Yesterday, I realized that I have now lost track of how many Remicade infusions I've had.  In celebration of this milestone, and just to spice up the morning since I needed the next four hours to write, I opted to place the I.V. in a very new spot.  On a recommendation from Sempre, I had my last I.V. on the back of my wrist -- ideal for motility and/or mobility.  This time, my nurse honed in on the tiny vein halfway up my medial forearm.  Yeah, it's sensitive there.  Though my nurse is a ninja with a needle, this particular vein had not yet been broken in, and elicited a breath-holding type of pain.  It did do the trick, for I was fully awakened, and with a heating pack the spasms died down in half an hour.  Three essays later, it was time to head home with not even the smallest bruise.  Needle Ninja.

I will probably not use this vessel next infusion because I like to give each vein a fair chance to show off its docking capacity, but I will use it again.  Certainly on days when I need to get work done...

Wednesday, February 16, 2011

it's all happening

I haven't posted.  In eons.  This seems to be fashionable among everyone in my little corner of the blogosphere lately.  I haven't posted because I have been unable to transcribe laconically everything that bears reporting (yeah, I know how your anticipation has been eating at your soul).

For those faithful readers who can still recall, this is a blog about a research scientist with Crohn's disease on the path to a PhD.  In the fall of 2009, I applied to four of the most super fancy PhD programs in Neuroscience in the nation.  I was denied by all.  In the fall of 2010, I fine-tuned my program choices and applied to four new schools more fitting to my interests and goals.  This year, I was accepted by all.

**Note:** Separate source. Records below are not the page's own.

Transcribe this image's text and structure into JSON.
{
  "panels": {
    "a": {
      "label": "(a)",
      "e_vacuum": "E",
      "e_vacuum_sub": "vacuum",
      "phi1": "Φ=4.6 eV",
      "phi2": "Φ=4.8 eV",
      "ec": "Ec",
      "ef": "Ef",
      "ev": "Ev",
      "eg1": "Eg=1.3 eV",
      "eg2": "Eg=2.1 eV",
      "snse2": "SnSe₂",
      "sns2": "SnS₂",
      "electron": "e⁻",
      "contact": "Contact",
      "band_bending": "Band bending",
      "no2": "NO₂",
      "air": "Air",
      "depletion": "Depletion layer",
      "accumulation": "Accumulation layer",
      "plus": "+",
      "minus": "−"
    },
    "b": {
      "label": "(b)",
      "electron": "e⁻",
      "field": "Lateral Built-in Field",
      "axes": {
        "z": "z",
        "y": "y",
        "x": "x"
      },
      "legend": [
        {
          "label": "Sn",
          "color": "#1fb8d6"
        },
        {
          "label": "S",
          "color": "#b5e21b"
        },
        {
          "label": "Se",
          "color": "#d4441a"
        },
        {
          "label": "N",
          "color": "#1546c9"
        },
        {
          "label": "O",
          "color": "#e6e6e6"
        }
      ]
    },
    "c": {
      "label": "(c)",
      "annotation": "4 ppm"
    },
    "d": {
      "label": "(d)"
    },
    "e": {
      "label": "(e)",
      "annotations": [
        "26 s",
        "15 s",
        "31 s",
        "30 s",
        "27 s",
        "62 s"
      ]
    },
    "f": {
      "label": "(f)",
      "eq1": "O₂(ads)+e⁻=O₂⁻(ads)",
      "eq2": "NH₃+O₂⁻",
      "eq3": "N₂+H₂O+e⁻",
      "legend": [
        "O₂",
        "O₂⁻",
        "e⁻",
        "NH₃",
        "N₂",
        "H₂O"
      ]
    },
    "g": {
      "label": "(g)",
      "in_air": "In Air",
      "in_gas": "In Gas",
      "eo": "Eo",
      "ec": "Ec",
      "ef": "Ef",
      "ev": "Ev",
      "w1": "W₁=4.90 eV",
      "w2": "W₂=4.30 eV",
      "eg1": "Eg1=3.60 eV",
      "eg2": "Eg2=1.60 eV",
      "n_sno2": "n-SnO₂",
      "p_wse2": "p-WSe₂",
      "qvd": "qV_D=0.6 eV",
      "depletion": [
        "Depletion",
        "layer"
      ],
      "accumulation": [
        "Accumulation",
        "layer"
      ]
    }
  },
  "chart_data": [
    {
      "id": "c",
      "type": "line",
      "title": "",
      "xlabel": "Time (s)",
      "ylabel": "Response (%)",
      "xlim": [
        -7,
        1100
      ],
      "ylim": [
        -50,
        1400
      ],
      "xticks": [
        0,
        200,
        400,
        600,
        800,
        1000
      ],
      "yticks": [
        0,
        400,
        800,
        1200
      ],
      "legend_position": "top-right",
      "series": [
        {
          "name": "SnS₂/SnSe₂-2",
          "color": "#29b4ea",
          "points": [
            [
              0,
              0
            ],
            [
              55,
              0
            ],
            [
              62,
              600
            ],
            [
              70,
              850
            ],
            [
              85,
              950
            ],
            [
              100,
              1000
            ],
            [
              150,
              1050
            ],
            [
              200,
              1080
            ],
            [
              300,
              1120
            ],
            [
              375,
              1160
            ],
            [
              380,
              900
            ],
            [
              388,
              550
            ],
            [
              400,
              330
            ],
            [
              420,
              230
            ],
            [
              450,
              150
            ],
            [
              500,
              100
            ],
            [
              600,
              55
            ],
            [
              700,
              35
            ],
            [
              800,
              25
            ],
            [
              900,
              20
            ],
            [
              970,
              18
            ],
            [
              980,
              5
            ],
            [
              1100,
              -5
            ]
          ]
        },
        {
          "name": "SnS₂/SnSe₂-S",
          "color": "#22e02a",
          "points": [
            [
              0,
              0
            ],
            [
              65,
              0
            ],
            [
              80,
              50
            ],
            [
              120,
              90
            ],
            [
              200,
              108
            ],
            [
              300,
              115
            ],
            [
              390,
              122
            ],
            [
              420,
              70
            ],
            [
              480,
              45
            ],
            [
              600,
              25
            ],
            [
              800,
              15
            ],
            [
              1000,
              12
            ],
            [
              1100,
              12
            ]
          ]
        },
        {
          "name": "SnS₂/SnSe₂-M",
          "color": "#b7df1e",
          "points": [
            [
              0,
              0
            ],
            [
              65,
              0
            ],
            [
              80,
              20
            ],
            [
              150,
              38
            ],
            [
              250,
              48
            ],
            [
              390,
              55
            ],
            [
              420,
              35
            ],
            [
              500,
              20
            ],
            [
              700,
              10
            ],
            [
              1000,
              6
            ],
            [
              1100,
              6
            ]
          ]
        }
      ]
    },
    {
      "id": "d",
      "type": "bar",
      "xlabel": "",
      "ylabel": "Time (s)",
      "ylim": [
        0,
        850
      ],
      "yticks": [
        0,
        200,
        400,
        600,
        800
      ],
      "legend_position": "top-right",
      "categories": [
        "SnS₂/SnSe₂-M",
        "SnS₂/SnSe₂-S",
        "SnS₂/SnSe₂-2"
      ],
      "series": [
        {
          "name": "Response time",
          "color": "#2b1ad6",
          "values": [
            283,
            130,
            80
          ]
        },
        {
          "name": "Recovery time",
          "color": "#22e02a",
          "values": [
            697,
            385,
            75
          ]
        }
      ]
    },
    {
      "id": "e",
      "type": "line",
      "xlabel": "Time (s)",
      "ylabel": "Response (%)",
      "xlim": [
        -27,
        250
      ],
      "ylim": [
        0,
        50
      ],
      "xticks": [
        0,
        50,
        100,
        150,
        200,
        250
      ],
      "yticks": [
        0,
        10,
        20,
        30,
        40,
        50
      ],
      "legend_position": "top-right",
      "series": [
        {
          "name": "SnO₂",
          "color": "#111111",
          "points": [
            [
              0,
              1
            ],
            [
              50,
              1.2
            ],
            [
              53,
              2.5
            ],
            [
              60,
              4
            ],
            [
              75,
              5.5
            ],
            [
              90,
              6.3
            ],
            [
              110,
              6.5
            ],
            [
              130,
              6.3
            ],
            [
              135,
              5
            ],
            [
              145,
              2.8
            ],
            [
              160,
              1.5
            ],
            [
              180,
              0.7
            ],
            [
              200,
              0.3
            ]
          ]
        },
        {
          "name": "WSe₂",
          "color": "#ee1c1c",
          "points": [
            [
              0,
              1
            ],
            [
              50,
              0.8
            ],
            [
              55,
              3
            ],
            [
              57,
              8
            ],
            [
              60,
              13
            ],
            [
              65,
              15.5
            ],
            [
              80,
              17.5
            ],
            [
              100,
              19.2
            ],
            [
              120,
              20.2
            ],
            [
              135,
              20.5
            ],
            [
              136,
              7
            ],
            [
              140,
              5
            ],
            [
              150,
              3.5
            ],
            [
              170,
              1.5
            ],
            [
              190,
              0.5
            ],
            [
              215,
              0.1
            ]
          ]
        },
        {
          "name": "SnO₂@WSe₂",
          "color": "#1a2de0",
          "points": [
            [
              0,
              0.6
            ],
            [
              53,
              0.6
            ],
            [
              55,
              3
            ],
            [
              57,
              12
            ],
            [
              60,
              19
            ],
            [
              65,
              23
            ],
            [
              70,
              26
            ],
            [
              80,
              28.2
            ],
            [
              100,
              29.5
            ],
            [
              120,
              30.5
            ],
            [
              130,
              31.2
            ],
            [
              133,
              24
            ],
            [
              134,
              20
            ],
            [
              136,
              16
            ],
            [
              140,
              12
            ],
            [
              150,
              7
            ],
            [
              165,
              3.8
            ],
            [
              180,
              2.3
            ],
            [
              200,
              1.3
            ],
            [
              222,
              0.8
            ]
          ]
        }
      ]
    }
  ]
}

Last week, following twelve days of intense interviewing [read: 27 interviews, three states, six plane flights] I was in the throes of a dark mental struggle between the two programs to which I had narrowed down.  It came down to Semi-Prestigious Program with a terrific reputation, a guaranteed research agenda with multiple publications on the horizon, and a comfortably affordable lifestyle; and  Second-Most-Prestigious Program in the Nation, with totally uncertain but potentially amazing opportunities (pending funding), and guaranteed forcing my husband to live in a box for the next six years.

How opportune that during the weekend before Valentine's day my poor husband was in another state attending the memorial of a late family friend and I was forced to stay home to finish my interviews and dwell, in my emotional weakness, on my very first life-changing decision: which of these two lives will be the most beneficial for us both?  I wont lie, it was pretty depressing, and there was a substantial amount of American Dad and Tetris involved.

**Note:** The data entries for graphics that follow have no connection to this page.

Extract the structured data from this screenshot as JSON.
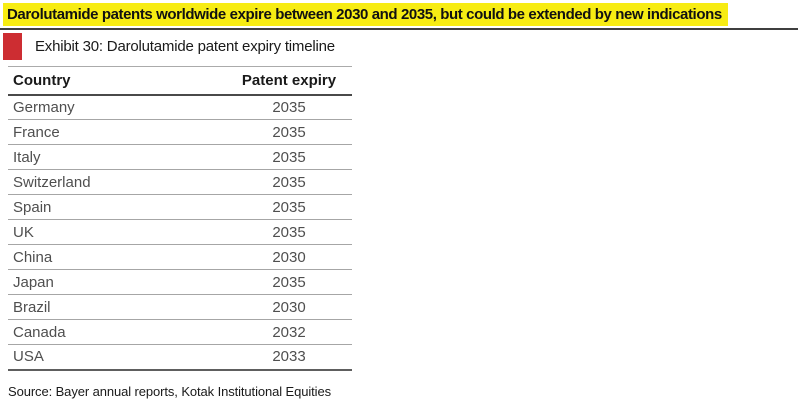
{
  "headline": {
    "text": "Darolutamide patents worldwide expire between 2030 and 2035, but could be extended by new indications",
    "highlight_color": "#f7ec13"
  },
  "exhibit": {
    "title": "Exhibit 30: Darolutamide patent expiry timeline",
    "marker_color": "#cd2d32"
  },
  "table": {
    "columns": [
      "Country",
      "Patent expiry"
    ],
    "rows": [
      {
        "country": "Germany",
        "expiry": "2035"
      },
      {
        "country": "France",
        "expiry": "2035"
      },
      {
        "country": "Italy",
        "expiry": "2035"
      },
      {
        "country": "Switzerland",
        "expiry": "2035"
      },
      {
        "country": "Spain",
        "expiry": "2035"
      },
      {
        "country": "UK",
        "expiry": "2035"
      },
      {
        "country": "China",
        "expiry": "2030"
      },
      {
        "country": "Japan",
        "expiry": "2035"
      },
      {
        "country": "Brazil",
        "expiry": "2030"
      },
      {
        "country": "Canada",
        "expiry": "2032"
      },
      {
        "country": "USA",
        "expiry": "2033"
      }
    ]
  },
  "source": "Source: Bayer annual reports, Kotak Institutional Equities"
}
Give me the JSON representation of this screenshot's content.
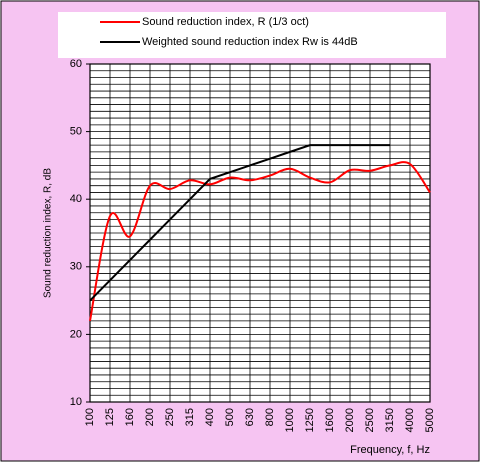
{
  "chart_data": {
    "type": "line",
    "ylabel": "Sound reduction index, R, dB",
    "xlabel": "Frequency, f, Hz",
    "categories": [
      "100",
      "125",
      "160",
      "200",
      "250",
      "315",
      "400",
      "500",
      "630",
      "800",
      "1000",
      "1250",
      "1600",
      "2000",
      "2500",
      "3150",
      "4000",
      "5000"
    ],
    "series": [
      {
        "name": "Sound reduction index, R (1/3 oct)",
        "color": "#ff0000",
        "smooth": true,
        "values": [
          22,
          37.5,
          34.5,
          42,
          41.5,
          42.8,
          42.2,
          43.2,
          42.8,
          43.5,
          44.5,
          43.2,
          42.5,
          44.3,
          44.2,
          45,
          45.2,
          41
        ]
      },
      {
        "name": "Weighted sound reduction index Rw is 44dB",
        "color": "#000000",
        "smooth": false,
        "values": [
          25,
          28,
          31,
          34,
          37,
          40,
          43,
          44,
          45,
          46,
          47,
          48,
          48,
          48,
          48,
          48,
          null,
          null
        ]
      }
    ],
    "ylim": [
      10,
      60
    ],
    "yticks": [
      10,
      20,
      30,
      40,
      50,
      60
    ],
    "y_grid": [
      10,
      11,
      12,
      13,
      14,
      15,
      16,
      17,
      18,
      19,
      20,
      21,
      22,
      23,
      24,
      25,
      26,
      27,
      28,
      29,
      30,
      31,
      32,
      33,
      34,
      35,
      36,
      37,
      38,
      39,
      40,
      41,
      42,
      43,
      44,
      45,
      46,
      47,
      48,
      49,
      50,
      51,
      52,
      53,
      54,
      55,
      56,
      57,
      58,
      59,
      60
    ],
    "grid": true,
    "background": "#f6c4f2"
  }
}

Fortunately, Valentine's day brought my husband's return, yummy hole-in-the-wall (-slash-victorian-house) Indian food, IBM's Watson on Jeopardy, and the joint-settling of that internal debate.  We decided to accept the invitation of Second-Most Prestigious Program in the Nation.  Don't misunderstand me -- one of the best things about this school is that for its amazing reputation, the environment is so laid back and the community of students and faculty is so collaborative that it is nigh familial.  But I also can't deny that I was swooning at some of the legendary minds with whom I was privileged to interview. 

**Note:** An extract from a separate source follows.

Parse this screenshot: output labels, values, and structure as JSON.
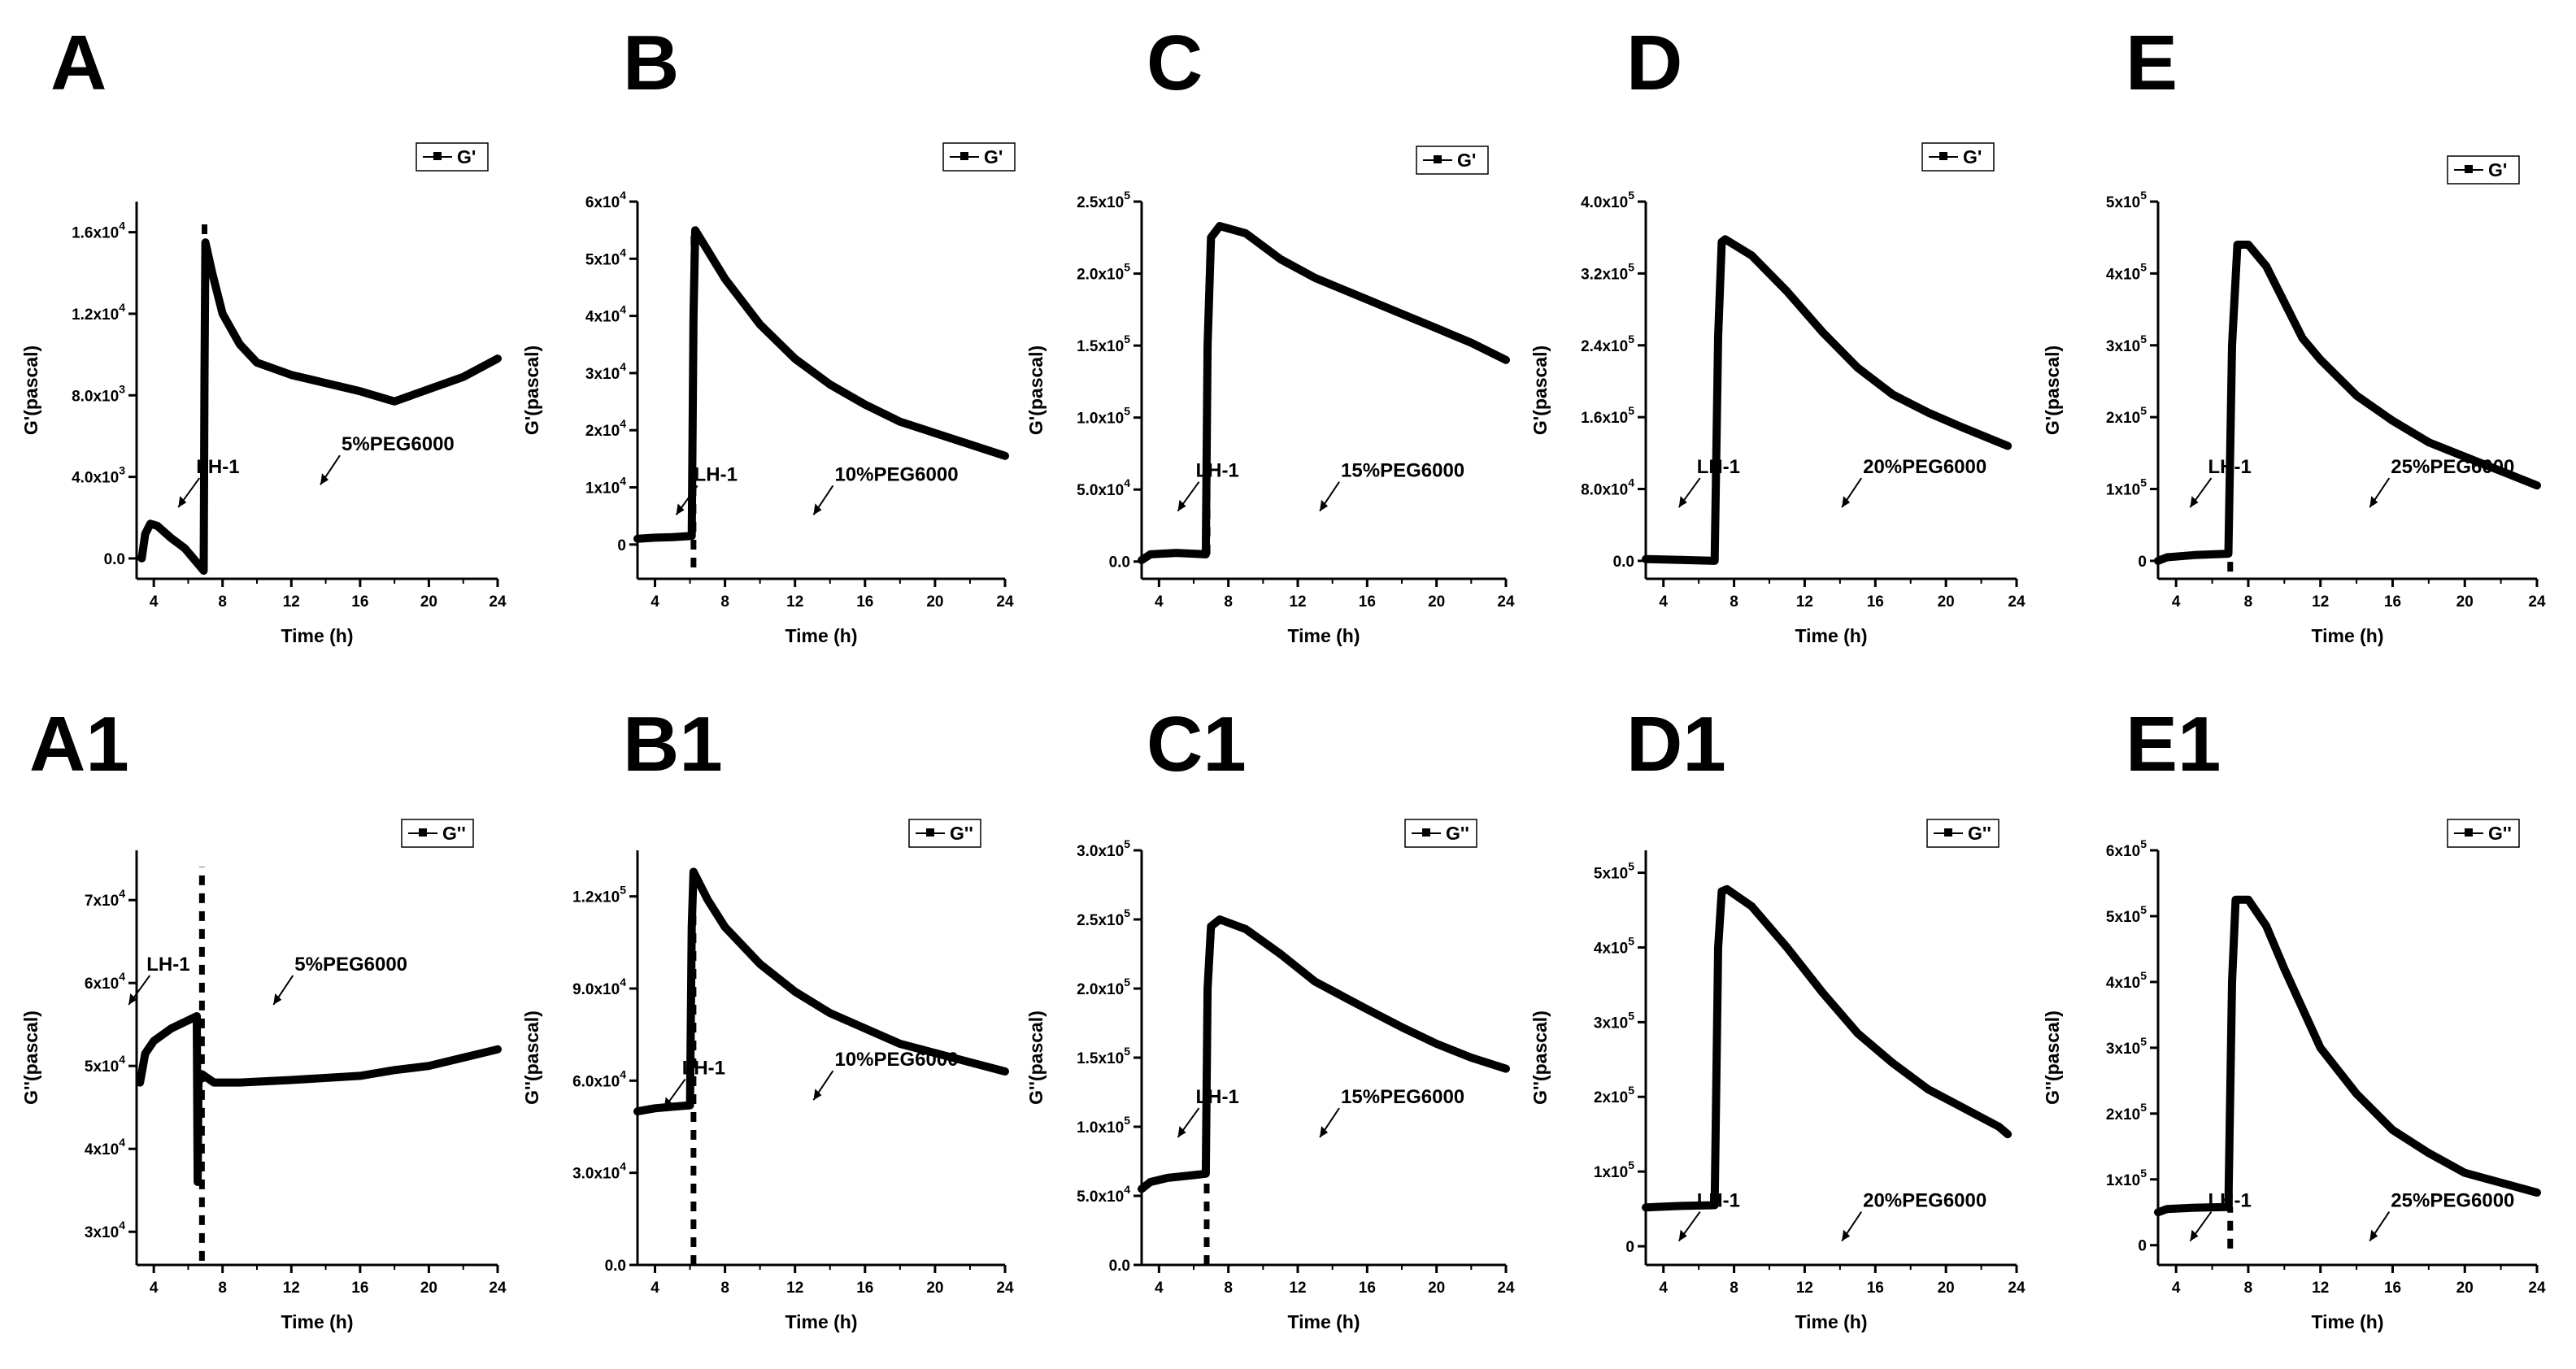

2011 has been a surreal year for me.  Following 2009-10's Crohn's saga and rejection from all of my programs of choice, I am in a very very different place.  I am healthy-ish, married to a man who can only be described as ineffable, on my way to an amazing adventure (in dirt-poor student-land) and welcomed into the next step of developing my career.  I have published three manuscripts in the last few months with two more in the works, and I have been awarded a fellowship from Second-Most Prestigious Program in the Nation just for being one of their "top recruits".  Surreal.  And I'm too excited to feel guilty about it.  It's all happening.

More on the logistics of being a Crohn in a graduate science program to follow.